With Mahila Sarvangeen Utkarsh Mandal, Dr Ramesh Awasthi and Dr Manisha Gupte have empowered hundreds of marginalised women and children in a cluster of villages in Maharashtra
What would you call two bright, talented and well-qualified city pigeons who left their cushy jobs, moved to a village 180km from Pune, and started living among the villagers? Loony? Perhaps. Brave? Likely. Determined? Most certainly. In 1987, Dr Ramesh Awasthi and Dr Manisha Gupte moved to Malshiras in Pune district, spent five years there, and started Mahila Sarvangeen Utkarsh Mandal (MASUM).
The organisation works with marginalised women in about 20 villages in Pune and Ahmednagar districts of Maharashtra and has, through community participation, made them capable of standing up for their own rights and fighting for the rights of others. “Every programme is ‘rights-based’,” says Gupte, a microbiologist and sociologist. “We are not there to do charity.

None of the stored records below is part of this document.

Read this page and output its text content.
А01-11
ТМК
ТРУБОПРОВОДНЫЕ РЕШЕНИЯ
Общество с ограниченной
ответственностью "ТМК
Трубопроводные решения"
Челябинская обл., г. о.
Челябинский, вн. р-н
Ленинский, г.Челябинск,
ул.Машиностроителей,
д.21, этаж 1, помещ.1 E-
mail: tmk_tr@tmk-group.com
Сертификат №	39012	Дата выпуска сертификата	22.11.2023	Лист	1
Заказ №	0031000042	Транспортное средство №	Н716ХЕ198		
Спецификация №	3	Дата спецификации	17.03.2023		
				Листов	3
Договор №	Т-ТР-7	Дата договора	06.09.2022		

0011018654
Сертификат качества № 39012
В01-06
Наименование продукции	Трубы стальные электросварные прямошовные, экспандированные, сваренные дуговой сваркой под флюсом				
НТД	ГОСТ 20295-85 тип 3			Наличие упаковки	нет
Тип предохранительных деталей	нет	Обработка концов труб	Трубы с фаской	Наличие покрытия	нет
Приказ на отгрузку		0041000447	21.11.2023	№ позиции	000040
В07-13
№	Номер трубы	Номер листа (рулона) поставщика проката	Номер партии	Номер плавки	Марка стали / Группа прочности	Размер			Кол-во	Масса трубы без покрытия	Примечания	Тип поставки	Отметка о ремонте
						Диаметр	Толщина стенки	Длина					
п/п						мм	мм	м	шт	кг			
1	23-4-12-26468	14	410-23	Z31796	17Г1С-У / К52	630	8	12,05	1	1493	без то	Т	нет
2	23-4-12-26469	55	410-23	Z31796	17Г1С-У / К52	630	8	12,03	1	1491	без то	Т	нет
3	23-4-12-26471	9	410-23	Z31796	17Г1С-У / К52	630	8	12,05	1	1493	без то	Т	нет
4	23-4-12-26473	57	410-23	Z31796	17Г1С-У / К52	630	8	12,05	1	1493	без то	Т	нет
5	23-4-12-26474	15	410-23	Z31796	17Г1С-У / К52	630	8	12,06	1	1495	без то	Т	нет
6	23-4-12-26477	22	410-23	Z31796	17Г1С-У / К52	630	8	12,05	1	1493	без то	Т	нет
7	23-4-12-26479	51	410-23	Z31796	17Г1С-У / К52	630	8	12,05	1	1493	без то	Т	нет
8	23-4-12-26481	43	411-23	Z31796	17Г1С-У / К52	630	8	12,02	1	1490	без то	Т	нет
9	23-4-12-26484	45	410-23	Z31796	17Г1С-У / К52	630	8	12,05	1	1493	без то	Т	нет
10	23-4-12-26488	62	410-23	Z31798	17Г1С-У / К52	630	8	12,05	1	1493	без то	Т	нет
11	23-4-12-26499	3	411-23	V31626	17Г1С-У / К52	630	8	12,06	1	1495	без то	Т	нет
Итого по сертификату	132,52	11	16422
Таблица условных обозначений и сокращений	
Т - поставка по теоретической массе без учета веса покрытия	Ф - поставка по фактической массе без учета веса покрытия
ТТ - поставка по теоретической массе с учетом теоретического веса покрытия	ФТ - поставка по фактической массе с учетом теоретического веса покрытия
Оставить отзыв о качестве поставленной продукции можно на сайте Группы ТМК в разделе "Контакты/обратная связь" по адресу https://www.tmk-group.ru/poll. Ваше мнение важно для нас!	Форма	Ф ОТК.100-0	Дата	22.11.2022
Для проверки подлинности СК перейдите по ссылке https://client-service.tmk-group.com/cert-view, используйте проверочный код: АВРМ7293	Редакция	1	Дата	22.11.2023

People are not beneficiaries, but active participants in the process of social change.”
MASUM currently has six programmes, which relate to women’s right to emotional and physical health, to a life free of violence and discrimination, to political participation, to economic empowerment, and two programmes for youth and child rights.
“We are only the agents who are there to bring about a consciousness that life can be much better if there is an equal, democratic society with no violence, disparities or discrimination,” says Gupte, 61.